April 6, 2018 at 1:53 p.m.
EDITORIAL
Forgive us if we lecture on forgiveness
EDITORIAL
Love, especially Christian love, means always having to say you're sorry, as Pope John Paul II is proving. He has taken part of the Lord's Prayer -- "forgive us our trespasses" -- and made it a key portion of his papacy.
That's the conclusion of an Italian journalist who has studied the Pope's remarks over the course of his nearly 20 years in the Vatican (see article on page 24). The Pope has apologized to scientists, women, indigenous peoples, non-Catholics and others for the sins committed against them by his predecessors in the Faith.
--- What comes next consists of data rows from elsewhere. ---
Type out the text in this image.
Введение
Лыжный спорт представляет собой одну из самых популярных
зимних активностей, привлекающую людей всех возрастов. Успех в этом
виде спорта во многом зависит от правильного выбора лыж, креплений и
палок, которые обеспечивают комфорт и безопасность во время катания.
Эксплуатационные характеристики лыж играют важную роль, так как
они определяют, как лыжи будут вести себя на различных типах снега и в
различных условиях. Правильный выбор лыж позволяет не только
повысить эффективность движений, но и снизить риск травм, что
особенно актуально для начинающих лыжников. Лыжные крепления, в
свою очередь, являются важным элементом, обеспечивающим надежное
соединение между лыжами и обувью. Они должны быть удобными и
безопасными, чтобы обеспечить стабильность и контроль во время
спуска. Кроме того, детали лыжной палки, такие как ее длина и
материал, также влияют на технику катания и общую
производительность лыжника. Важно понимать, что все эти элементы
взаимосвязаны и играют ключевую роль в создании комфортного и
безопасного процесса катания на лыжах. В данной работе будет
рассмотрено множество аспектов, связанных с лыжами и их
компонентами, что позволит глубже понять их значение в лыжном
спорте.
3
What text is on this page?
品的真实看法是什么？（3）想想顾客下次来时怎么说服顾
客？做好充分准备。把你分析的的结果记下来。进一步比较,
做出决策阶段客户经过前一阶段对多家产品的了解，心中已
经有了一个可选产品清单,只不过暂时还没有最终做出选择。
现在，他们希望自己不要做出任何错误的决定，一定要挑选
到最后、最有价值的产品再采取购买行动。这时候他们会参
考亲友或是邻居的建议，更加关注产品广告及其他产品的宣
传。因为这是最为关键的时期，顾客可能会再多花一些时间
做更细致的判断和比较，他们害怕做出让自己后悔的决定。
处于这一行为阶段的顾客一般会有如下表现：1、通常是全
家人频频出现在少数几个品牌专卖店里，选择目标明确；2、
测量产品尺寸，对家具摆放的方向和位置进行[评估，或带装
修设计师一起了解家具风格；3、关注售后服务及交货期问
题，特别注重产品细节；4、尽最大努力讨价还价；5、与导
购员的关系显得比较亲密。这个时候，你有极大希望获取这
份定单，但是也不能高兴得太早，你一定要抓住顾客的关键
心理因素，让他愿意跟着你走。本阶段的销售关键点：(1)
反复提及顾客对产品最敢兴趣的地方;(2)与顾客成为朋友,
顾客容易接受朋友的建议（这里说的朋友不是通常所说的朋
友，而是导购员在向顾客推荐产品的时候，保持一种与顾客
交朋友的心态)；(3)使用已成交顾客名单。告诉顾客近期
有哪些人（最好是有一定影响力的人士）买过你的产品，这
It's not difficult to figure out why John Paul is saying he's sorry: It's his example to the rest of us as we prepare for the year 2000. He has asked us all to cleanse our souls in order to be prepared for the 2,000th jubilee of Christ's birth and the coming of the third millennium. Since he always practices what he preaches, the Pope has been evaluating what the Church has done during those 20 centuries and has been apologizing for when it has wronged others.
As a result, the sins of the Inquisition, the mistreatment of Galileo, anti-Semitism, the forced conversions and enslavements of native peoples, and the chauvinism of the Church have all come under papal scrutiny and earned an apology.
"I ask forgiveness," the Pope has said two dozen times in recent years because "at the end of this second millennium, an examination of conscience is needed: where we stand, where Christ has brought us, and where we have deviated from the Gospel."
With the example of John Paul, the next step is obvious: for us individual Catholics to examine our consciences and ask forgiveness from those we have wronged through such sins as racism, rash judgment, sexism, excessive patriotism and just plain wrongheadedness.